As the decade came to an end, Jones continued to expand his empire, completing a 35-story art deco building in 1929 that would be home to the Gulf Oil Company and his National Bank of Commerce. Shortly after the building opened, the stock market crashed and the nation plunged into the Great Depression.

When it became apparent that two failing Houston banks were about to bring down all the others, Mr. Jones called the city's leading businessmen to his office to work out a plan that would allow the stable banks and several local companies to rescue the two faltering banks. As a result of Jones' leadership, no banks in Houston failed during the Great Depression. His work did not go unnoticed.

Jesse Jones' business and financial acumen were called upon during the depths of the Great Depression when President Herbert Hoover asked him to serve on the board of the newly created Reconstruction Finance Corporation (RFC). This federal corporation, whose creation was initiated by Hoover, had capital of $500,000,000 and authority to borrow three billion more from the Treasury and from private sources.

When Hoover first made his bold, imaginative proposal to bring the still-powerful credit of the United States to the support of individual institutions, he believed that it would be used primarily by smaller banks and financial institutions and by the railroads.
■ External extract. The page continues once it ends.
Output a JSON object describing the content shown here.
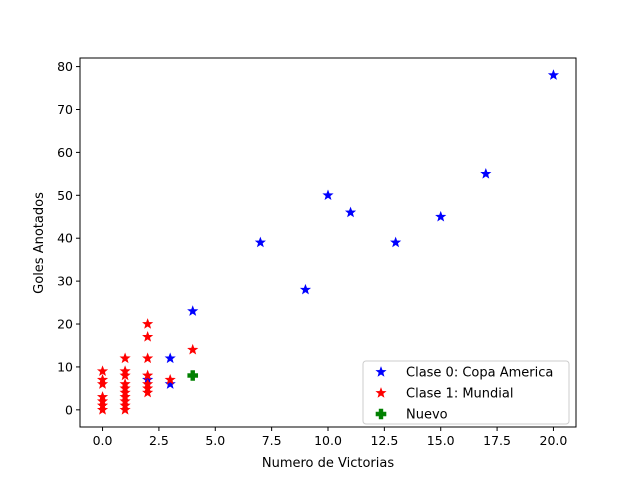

He anticipated that the RFC's major contribution would be to stop deflation in agriculture and industry. Jones, however, was convinced that President Hoover had been too optimistic in thinking that the big banks and industries would not need assistance. In this, he was soon proved correct. Not only did Bank of America, the nation's biggest banking chain, need cash to meet withdrawals, but the greatest railroad system in the United States was also in deep trouble.